Aide médicale à mourir : les médecins spécialistes du Québec veulent que le choix de fin de vie d'un patient soit respecté malgré qu'il devienne inapte

  • Les médecins spécialistes veulent que la volonté des patients sur leur choix de fin de vie exprimée avant l'inaptitude soit respectée.
  • Ils souhaitent aussi que la loi reconnaisse et encadre les demandes anticipées d'aide médicale à mourir.

 

Montréal, le 27 janvier 2020 – Un sondage Léger réalisé au cours des derniers jours auprès de la Fédération des médecins spécialistes du Québec révèle qu'ils sont fortement favorables aux volontés exprimées par les patients au moment où ils sont aptes à faire un choix de fin de vie. 

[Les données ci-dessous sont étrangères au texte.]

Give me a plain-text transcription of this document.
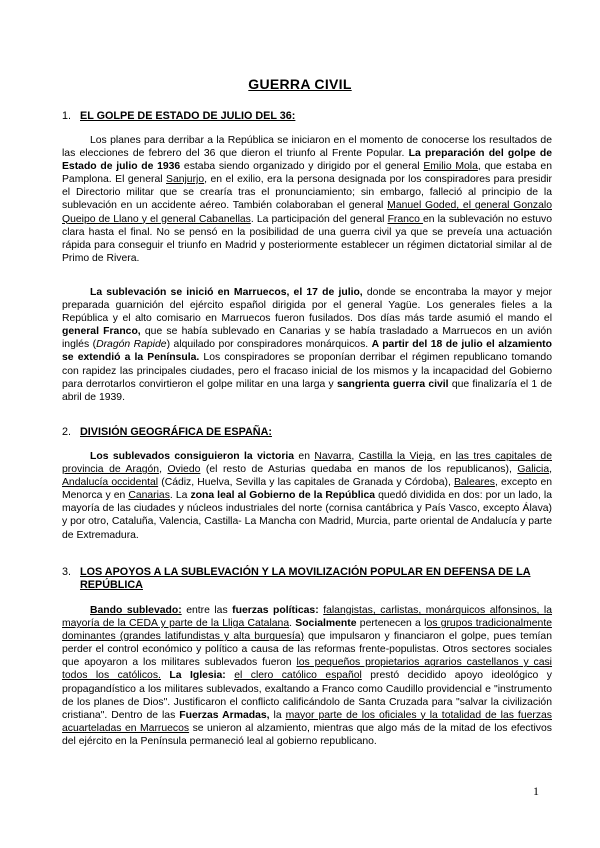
GUERRA CIVIL
1. EL GOLPE DE ESTADO DE JULIO DEL 36:
Los planes para derribar a la República se iniciaron en el momento de conocerse los resultados de las elecciones de febrero del 36 que dieron el triunfo al Frente Popular. La preparación del golpe de Estado de julio de 1936 estaba siendo organizado y dirigido por el general Emilio Mola, que estaba en Pamplona. El general Sanjurjo, en el exilio, era la persona designada por los conspiradores para presidir el Directorio militar que se crearía tras el pronunciamiento; sin embargo, falleció al principio de la sublevación en un accidente aéreo. También colaboraban el general Manuel Goded, el general Gonzalo Queipo de Llano y el general Cabanellas. La participación del general Franco en la sublevación no estuvo clara hasta el final. No se pensó en la posibilidad de una guerra civil ya que se preveía una actuación rápida para conseguir el triunfo en Madrid y posteriormente establecer un régimen dictatorial similar al de Primo de Rivera.
La sublevación se inició en Marruecos, el 17 de julio, donde se encontraba la mayor y mejor preparada guarnición del ejército español dirigida por el general Yagüe. Los generales fieles a la República y el alto comisario en Marruecos fueron fusilados. Dos días más tarde asumió el mando el general Franco, que se había sublevado en Canarias y se había trasladado a Marruecos en un avión inglés (Dragón Rapide) alquilado por conspiradores monárquicos. A partir del 18 de julio el alzamiento se extendió a la Península. Los conspiradores se proponían derribar el régimen republicano tomando con rapidez las principales ciudades, pero el fracaso inicial de los mismos y la incapacidad del Gobierno para derrotarlos convirtieron el golpe militar en una larga y sangrienta guerra civil que finalizaría el 1 de abril de 1939.
2. DIVISIÓN GEOGRÁFICA DE ESPAÑA:
Los sublevados consiguieron la victoria en Navarra, Castilla la Vieja, en las tres capitales de provincia de Aragón, Oviedo (el resto de Asturias quedaba en manos de los republicanos), Galicia, Andalucía occidental (Cádiz, Huelva, Sevilla y las capitales de Granada y Córdoba), Baleares, excepto en Menorca y en Canarias. La zona leal al Gobierno de la República quedó dividida en dos: por un lado, la mayoría de las ciudades y núcleos industriales del norte (cornisa cantábrica y País Vasco, excepto Álava) y por otro, Cataluña, Valencia, Castilla- La Mancha con Madrid, Murcia, parte oriental de Andalucía y parte de Extremadura.
3. LOS APOYOS A LA SUBLEVACIÓN Y LA MOVILIZACIÓN POPULAR EN DEFENSA DE LA REPÚBLICA
Bando sublevado: entre las fuerzas políticas: falangistas, carlistas, monárquicos alfonsinos, la mayoría de la CEDA y parte de la Lliga Catalana. Socialmente pertenecen a los grupos tradicionalmente dominantes (grandes latifundistas y alta burguesía) que impulsaron y financiaron el golpe, pues temían perder el control económico y político a causa de las reformas frente-populistas. Otros sectores sociales que apoyaron a los militares sublevados fueron los pequeños propietarios agrarios castellanos y casi todos los católicos. La Iglesia: el clero católico español prestó decidido apoyo ideológico y propagandístico a los militares sublevados, exaltando a Franco como Caudillo providencial e "instrumento de los planes de Dios". Justificaron el conflicto calificándolo de Santa Cruzada para "salvar la civilización cristiana". Dentro de las Fuerzas Armadas, la mayor parte de los oficiales y la totalidad de las fuerzas acuarteladas en Marruecos se unieron al alzamiento, mientras que algo más de la mitad de los efectivos del ejército en la Península permaneció leal al gobierno republicano.
1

Dans une lettre ouverte la semaine dernière, la présidente de la FMSQ, Dre Diane Francoeur, réclamait que les Québécois disposent des forums adéquats pour se faire entendre sur certains aspects sensibles de l'aide médicale à mourir, avant que des changements ne soient apportés par le gouvernement du Québec à la Loi concernant les soins de fin de vie. Elle faisait notamment référence aux cas de santé mentale qui ne devaient pas faire l'économie d'un débat en profondeur.

 

Respecter la volonté des patients 

Dans le sondage, auquel ont répondu 1600 médecins spécialistes, il ressort que le respect de la volonté des patients pour leur choix de fin de vie soit préservé malgré le désaccord de la famille ou une situation d'inaptitude : 

  • 83 % des 1600 répondants veulent que la volonté exprimée avant l'inaptitude soit respectée; 
  • 92 % soutiennent que la volonté du patient doit primer, malgré le désaccord de la famille;
  • 81 % considèrent que la loi devrait reconnaître et encadrer les demandes anticipées d'aide médicale à mourir;
  • 80 % voudraient qu'un tiers soit chargé de faire connaître et de décider du moment opportun pour que survienne cet acte dans les cas d'inaptitude mentale;
  • 79 % des médecins spécialistes sont d'avis que l'égalité des droits de la personne vivant avec une déficience intellectuelle ou un trouble de maladie mentale, doit être respectée.

 

« Sur la question du respect de l'égalité des droits de la personne apte à donner son consentement, qui vit avec une déficience intellectuelle ou un problème de santé mentale, le fort pourcentage exprimé dans le sondage justifie à notre avis la tenue d'une consultation élargie et en bonne et due forme. Il est fondamental que soit dégagé un consensus qui guidera les médecins spécialistes dans ce geste. L'aide médicale à mourir n'appartient pas aux médecins, mais bien aux patients. Nous sommes là pour les accompagner dans leur choix de fin de vie », soutient la présidente de la FMSQ, Dre Diane Francoeur.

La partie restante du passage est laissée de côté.